Los relatos que aparecen en mi obra Sopita de fideo se basan precisamente en esas historias. Mezcladas con mis propias experiencias e imaginaciones pretenden ser una manifestación de solidaridad al pueblo al que pertenezco, un testimonio de estos años difíciles y también un medio para captar los estilos de vida, los símbolos, las hablas populares, los últimos reductos de los mexicanos y mexicanas que, cada vez más despojados y empobrecidos, ahora ya sólo pueden alimentarse con la tradicional Sopita de fideo.

Este texto, lo mismo que el relato, están tomados de la obra mencionada, de Ed. Océano, 1984.

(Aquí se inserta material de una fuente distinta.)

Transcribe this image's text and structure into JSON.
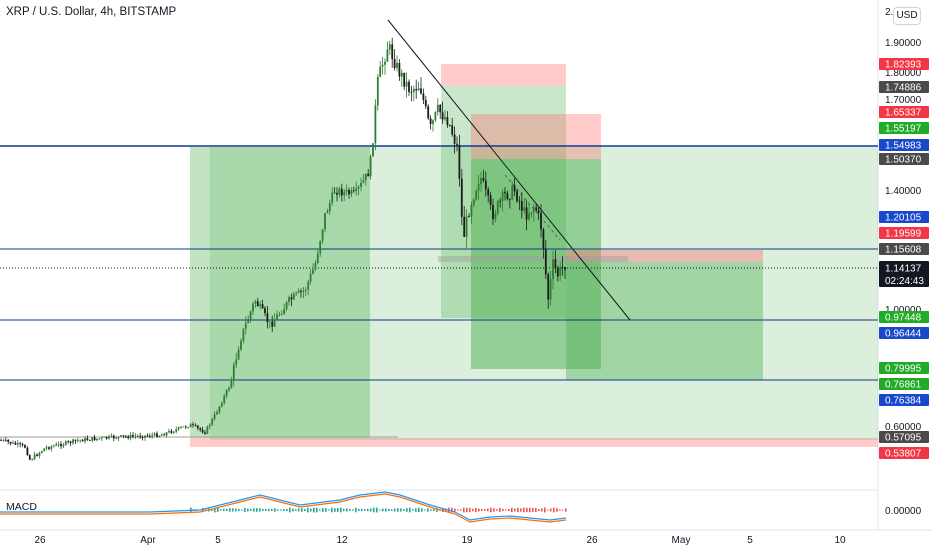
{
  "header": {
    "title": "XRP / U.S. Dollar, 4h, BITSTAMP",
    "currency_button": "USD"
  },
  "indicator": {
    "label": "MACD"
  },
  "chart_data": {
    "type": "candlestick",
    "symbol": "XRP / U.S. Dollar",
    "interval": "4h",
    "exchange": "BITSTAMP",
    "x_ticks": [
      "26",
      "Apr",
      "5",
      "12",
      "19",
      "26",
      "May",
      "5",
      "10"
    ],
    "y_ticks": [
      "2.0",
      "1.90000",
      "1.80000",
      "1.70000",
      "1.40000",
      "1.00000",
      "0.60000",
      "0.00000"
    ],
    "macd_zero_label": "0.00000",
    "current_price": "1.14137",
    "countdown": "02:24:43",
    "horizontal_levels": [
      1.54983,
      1.15608,
      0.97448,
      0.76861
    ],
    "price_tags": [
      {
        "value": "1.82393",
        "color": "#f23645"
      },
      {
        "value": "1.74886",
        "color": "#4a4a4a"
      },
      {
        "value": "1.65337",
        "color": "#f23645"
      },
      {
        "value": "1.55197",
        "color": "#22ab28"
      },
      {
        "value": "1.54983",
        "color": "#1848cc"
      },
      {
        "value": "1.50370",
        "color": "#4a4a4a"
      },
      {
        "value": "1.20105",
        "color": "#1848cc"
      },
      {
        "value": "1.19599",
        "color": "#f23645"
      },
      {
        "value": "1.15608",
        "color": "#4a4a4a"
      },
      {
        "value": "1.14137",
        "color": "#131722"
      },
      {
        "value": "0.97448",
        "color": "#22ab28"
      },
      {
        "value": "0.96444",
        "color": "#1848cc"
      },
      {
        "value": "0.79995",
        "color": "#22ab28"
      },
      {
        "value": "0.76861",
        "color": "#22ab28"
      },
      {
        "value": "0.76384",
        "color": "#1848cc"
      },
      {
        "value": "0.57095",
        "color": "#4a4a4a"
      },
      {
        "value": "0.53807",
        "color": "#f23645"
      }
    ],
    "colors": {
      "bull": "#2e7d32",
      "bear": "#1b1b1b",
      "profit_zone": "#4caf50",
      "loss_zone": "#ff6b6b",
      "level_line": "#0b3a8a",
      "macd": "#2196f3",
      "signal": "#ff6d00"
    }
  }
}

Cristina Pacheco nació en San Felipe Torresmochas, Guanajuato. (1941), con el nombre de Cristina Romo Hernández. Inició su carrera periodística en 1960 en los diarios El Popular y Novedades, y desde entonces ha colaborado con la revistas Sucesos (1963, con el seudónimo de Juan Ángel Real) y Siempre (con una entrevista semanal desde 1977); en los periódicos El Sol de México (1976–77), El Día (1977–85, donde, entre 1983 y 1985, publicó la sección El Cuadrante de la soledad) y La Jornada (desde 1986, donde aparece su sección Mar de Historias); y en Sábado, suplemento del cotidiano Unomásuno (1981–86). Fue directora de las revistas La Familia y La Mujer de Hoy; y jefa de redacción de la Revista de la Universidad. Desde 1980 conduce la serie de televisión Aquí nos tocó vivir, que se transmite semanalmente por el Canal 11. Autora de Para vivir aquí (1983), Orozco, Iconografía personal (1983), Sopita de fideo (Océano, 1984), Testimonios y conversaciones (1984), Zona de desastre (Océano, 1986), Cuarto de azotea (1986), La última noche del tigre (Océano, 1987), y La luz de México (entrevistas, 1989). Ha recibido el Premio Nacional de Periodismo en el género de entrevista (1975 y 1985); el premio de la Asociación Nacional de Periodistas, por Aquí nos tocó vivir (1986); y el premio Teponaxtli de Malinalco por su labor en la televisión.